Insider trading concerns resurface

On the question of accuracy, Oliver, who said the heads of Kalshi and Polymarket looked like two “extras in a Totino’s Pizza Rolls commercial”, was measured.

A recent paper found prediction markets performed roughly in line with professional forecasters on economic and Federal Reserve questions.

They have also had notable misses, however, including both platforms favoring Kansas City in last year’s Super Bowl, and Polymarket issuing a breaking alert the morning of the Texas Republican Senate primary projecting Ken Paxton would win with 83% probability. He lost.

The segment’s sharper material concerned insider trading, pointing out that one anonymous trader earned more than $400,000 ahead of the US seizure of Nicolás Maduro. In addition, two Israelis were charged with using classified military intelligence to place bets on Polymarket.

In March, a trader placed $87,000 on US strikes against Iran 71 minutes before the first bombs fell, collecting $515,000.
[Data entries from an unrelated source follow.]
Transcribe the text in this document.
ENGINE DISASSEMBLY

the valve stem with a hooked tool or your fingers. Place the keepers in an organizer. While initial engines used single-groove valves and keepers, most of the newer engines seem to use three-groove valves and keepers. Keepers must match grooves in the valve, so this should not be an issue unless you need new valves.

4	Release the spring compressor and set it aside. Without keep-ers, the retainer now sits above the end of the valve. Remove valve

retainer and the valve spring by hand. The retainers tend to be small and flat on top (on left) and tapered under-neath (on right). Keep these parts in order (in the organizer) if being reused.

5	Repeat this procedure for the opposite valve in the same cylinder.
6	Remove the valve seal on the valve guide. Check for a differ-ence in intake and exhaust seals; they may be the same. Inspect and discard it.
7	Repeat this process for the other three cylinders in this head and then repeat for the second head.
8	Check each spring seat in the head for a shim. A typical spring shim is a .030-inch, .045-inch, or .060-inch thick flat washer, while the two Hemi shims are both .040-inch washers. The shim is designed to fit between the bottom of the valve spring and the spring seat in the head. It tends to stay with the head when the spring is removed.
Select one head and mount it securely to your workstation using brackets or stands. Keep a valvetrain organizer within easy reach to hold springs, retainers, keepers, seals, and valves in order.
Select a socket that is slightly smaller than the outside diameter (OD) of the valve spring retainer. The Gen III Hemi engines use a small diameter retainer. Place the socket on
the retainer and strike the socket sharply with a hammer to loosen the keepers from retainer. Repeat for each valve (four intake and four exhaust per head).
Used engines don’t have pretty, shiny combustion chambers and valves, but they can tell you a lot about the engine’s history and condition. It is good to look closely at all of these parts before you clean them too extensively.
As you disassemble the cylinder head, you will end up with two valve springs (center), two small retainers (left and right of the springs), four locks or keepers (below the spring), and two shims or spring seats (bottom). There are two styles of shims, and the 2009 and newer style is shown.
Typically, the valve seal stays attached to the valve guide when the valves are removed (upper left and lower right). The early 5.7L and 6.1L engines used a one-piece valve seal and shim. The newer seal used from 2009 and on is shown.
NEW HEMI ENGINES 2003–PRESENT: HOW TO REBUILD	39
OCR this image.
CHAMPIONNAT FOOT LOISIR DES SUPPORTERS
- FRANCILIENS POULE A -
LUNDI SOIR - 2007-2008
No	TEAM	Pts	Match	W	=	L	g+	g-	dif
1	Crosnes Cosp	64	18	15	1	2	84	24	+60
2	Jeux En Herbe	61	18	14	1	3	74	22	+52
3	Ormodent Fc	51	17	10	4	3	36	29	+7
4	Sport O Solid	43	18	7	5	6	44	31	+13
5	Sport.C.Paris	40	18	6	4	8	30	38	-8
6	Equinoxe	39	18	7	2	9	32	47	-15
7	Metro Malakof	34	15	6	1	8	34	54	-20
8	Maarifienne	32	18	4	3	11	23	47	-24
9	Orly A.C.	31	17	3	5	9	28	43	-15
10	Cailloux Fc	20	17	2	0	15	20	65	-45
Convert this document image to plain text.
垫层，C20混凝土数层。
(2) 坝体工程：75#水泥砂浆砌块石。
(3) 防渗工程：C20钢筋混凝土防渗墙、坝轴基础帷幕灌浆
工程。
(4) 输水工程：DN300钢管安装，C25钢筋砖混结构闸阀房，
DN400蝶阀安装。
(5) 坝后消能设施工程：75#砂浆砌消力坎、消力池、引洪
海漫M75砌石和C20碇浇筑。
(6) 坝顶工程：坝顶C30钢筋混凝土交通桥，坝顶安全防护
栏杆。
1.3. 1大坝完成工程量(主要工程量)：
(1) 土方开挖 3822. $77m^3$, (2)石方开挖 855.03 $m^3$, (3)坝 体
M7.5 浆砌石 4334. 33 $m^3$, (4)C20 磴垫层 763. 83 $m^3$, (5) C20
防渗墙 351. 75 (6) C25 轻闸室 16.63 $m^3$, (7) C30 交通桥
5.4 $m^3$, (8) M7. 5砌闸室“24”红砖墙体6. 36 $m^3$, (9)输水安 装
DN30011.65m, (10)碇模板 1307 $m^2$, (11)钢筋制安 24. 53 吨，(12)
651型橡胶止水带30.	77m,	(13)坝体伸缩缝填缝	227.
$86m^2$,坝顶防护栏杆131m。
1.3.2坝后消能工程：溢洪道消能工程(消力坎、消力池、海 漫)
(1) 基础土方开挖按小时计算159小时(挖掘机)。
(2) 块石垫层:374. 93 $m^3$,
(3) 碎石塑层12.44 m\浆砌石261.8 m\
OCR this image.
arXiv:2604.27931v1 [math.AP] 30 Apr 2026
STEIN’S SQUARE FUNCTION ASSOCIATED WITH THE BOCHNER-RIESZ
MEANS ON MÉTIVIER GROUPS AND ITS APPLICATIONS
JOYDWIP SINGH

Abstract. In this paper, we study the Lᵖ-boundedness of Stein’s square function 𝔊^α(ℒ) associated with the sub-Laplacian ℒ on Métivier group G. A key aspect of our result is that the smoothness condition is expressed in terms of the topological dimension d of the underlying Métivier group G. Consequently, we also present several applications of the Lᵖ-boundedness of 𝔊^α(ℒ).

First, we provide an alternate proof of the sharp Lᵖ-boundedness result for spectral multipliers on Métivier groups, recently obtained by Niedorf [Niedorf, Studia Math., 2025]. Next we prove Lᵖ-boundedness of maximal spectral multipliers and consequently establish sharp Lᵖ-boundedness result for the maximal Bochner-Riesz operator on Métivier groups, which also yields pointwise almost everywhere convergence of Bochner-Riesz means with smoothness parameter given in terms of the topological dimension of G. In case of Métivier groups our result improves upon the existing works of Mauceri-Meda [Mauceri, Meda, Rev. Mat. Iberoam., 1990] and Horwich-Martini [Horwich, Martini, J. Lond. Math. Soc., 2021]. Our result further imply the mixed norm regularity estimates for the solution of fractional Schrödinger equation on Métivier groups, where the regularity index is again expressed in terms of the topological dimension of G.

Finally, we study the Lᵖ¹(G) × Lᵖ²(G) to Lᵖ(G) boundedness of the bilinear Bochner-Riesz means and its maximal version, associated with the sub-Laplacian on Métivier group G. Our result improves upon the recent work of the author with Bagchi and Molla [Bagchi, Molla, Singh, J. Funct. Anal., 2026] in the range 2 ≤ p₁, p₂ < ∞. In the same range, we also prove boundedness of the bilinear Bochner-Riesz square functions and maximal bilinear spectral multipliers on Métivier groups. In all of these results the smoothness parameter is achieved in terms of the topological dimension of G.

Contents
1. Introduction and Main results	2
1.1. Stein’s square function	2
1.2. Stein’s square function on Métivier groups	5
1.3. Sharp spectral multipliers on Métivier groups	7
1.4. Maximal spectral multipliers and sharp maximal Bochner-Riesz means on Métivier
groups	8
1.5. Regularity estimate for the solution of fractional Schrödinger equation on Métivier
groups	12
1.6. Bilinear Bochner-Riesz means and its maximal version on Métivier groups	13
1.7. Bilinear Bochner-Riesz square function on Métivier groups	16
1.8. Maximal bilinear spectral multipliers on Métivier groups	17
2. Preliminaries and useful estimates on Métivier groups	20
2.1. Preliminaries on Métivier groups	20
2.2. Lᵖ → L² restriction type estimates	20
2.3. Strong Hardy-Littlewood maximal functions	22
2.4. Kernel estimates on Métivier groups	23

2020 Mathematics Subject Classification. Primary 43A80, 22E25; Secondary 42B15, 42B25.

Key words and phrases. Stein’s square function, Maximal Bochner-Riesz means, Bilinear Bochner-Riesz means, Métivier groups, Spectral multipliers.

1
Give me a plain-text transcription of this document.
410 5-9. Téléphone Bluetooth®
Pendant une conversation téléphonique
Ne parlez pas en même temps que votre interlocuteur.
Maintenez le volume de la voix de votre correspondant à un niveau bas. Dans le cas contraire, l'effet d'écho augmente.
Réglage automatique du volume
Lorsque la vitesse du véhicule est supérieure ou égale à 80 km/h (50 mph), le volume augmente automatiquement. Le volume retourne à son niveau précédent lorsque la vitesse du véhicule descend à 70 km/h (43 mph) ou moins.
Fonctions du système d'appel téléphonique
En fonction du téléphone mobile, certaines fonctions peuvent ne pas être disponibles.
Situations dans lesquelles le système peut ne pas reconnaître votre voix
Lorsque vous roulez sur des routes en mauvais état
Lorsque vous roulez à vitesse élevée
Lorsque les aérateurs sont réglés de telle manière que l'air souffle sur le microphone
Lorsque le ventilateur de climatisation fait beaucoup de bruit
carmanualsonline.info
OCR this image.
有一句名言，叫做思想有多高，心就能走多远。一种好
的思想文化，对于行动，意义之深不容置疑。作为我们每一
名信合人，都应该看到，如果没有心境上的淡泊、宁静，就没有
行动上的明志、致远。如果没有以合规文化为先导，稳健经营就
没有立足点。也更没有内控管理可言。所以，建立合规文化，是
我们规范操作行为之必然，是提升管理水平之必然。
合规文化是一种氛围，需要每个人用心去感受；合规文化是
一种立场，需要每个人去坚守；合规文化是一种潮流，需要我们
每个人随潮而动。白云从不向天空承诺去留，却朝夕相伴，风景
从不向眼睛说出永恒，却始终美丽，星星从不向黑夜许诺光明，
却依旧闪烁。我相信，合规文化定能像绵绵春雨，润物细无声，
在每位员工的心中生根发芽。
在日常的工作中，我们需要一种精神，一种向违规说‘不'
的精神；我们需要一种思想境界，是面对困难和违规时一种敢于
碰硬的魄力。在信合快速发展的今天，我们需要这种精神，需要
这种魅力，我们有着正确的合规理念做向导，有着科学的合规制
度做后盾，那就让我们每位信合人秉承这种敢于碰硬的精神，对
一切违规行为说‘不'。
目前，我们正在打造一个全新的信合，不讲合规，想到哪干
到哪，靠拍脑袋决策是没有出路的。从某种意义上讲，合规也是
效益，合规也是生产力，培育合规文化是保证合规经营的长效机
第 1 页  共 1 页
Polymarket’s CEO, asked directly at the time how the company guards against insider trading, described the dynamic as a feature rather than a problem, saying it creates a financial incentive for people with information to bring it to the market.

Oliver responded succinctly to that answer, with a simple “no”.

Regulatory oversight of the platforms sits almost entirely with the CFTC, which currently has one sitting commissioner, Michael Selig, a Trump appointee who has sued three states attempting to regulate the industry.

Donald Trump Jr. is a paid advisor to Kalshi and an unpaid advisor to Polymarket, Oliver pointed out.

He also noted that the Biden administration had moved to constrain some market activity, while the current administration has moved in the opposite direction.

Oliver: News outlets and prediction markets make for strange bedfellows

Oliver closed the segment by taking issue with news organizations that have entered paid partnerships with both companies. Dow Jones has partnered with Polymarket, while CNN, CNBC and Fox News are teaming up with Kalshi.

Oliver asserted that seeing Kalshi’s odds on a CNN news ticker was odd. He added: “I do not want the CNN ticker to have betting odds on news events.

“I don’t really want anything on there except maybe the odd distractingly weird headline that takes my mind off things for a second. You know, something like ‘giraffe escapes from zoo. Police say it has a gun.’ You know, something fun to Google later.”

Oliver argues that the arrangements lend credibility to platforms that researchers have found cause most casual users to lose money.

In his estimation: “[There] is something so grim about these sites turning every aspect of our lives into a bet. Because sure, money can be won on them. But in that happening, something also gets lost.”